The arbitration panel's dismissal of Anshen's claims was correct. Anshen first claims that Jefferies failed to purchase the Braniff shares that he ordered. His monthly account statements and stock receipt demonstrate, however, that Jefferies purchased and credited the shares of Braniff to his account.
Second, Anshen claims that Jefferies failed to deliver the Braniff certificates, offering him instead "alien" shares in Dalfort. This argument also fails, since Jefferies' delivery of Dalfort certificates reflected the bankruptcy court's order that Braniff stock be exchanged for Dalfort, and represented the economic equivalent of the nonexistent Braniff stock.
Third, Anshen wishes to hold Jefferies liable for the delay in offering Anshen any certificates. Although the record shows that Anshen requested the certificates after purchasing the stock, there is no indication that the Braniff stock was purchased on the condition that Anshen promptly receive the certificates. Moreover, Anshen fails to challenge Jefferies' plausible, good-faith explanation for not delivering the Braniff certificates, that Braniff certificates were unavailable due to the reorganization.
Furthermore, Anshen has failed to demonstrate any harm suffered. When it became clear that Anshen wanted delivery of the Braniff certificates, Jefferies offered to repurchase the Braniff stock from him at a price above that which Anshen had paid. In addition, although delivery of the certificates was delayed, the shares were credited at all times to Anshen's account.
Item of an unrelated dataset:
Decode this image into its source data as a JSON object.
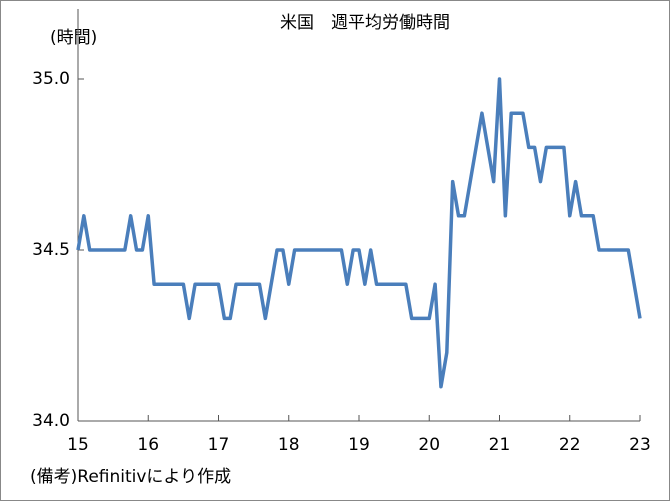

Under the Federal Rules of Appellate Procedure, a court "may award just damages and single or double costs to the appellee" if it determines that an appeal is frivolous. Fed. R. App. P. 38. " [A]rbitration is designed to result in a speedy and final resolution of controversies.... Delaying and frivolous appeals have the effect of undermining both the arbitration and judicial systems. Attorneys' fees are an appropriate sanction in such a situation." Thompson v. Tega-Rand Int'l, 740 F.2d 762, 764 (9th Cir. 1984). A frivolous appeal is one where "the result is obvious or the appellant's arguments of error are wholly without merit." Operating Eng'rs Pension Trust v. Cecil Backhoe, 795 F.2d 1501, 1508 (9th Cir. 1986).
Anshen appears to have filed his claims solely to try to recoup his losses relating to a bad investment decision. His equation of non-delivery of the Braniff certificates with failure to purchase the stock is ridiculous. Although Anshen might have stated a valid cause of action by a showing that he was harmed by Jefferies' failure to deliver the certificates promptly, he completely failed to do so. We therefore award fees and costs to Jefferies.
AFFIRMED AND REMANDED TO DISTRICT COURT FOR DETERMINATION OF FEES AND COSTS.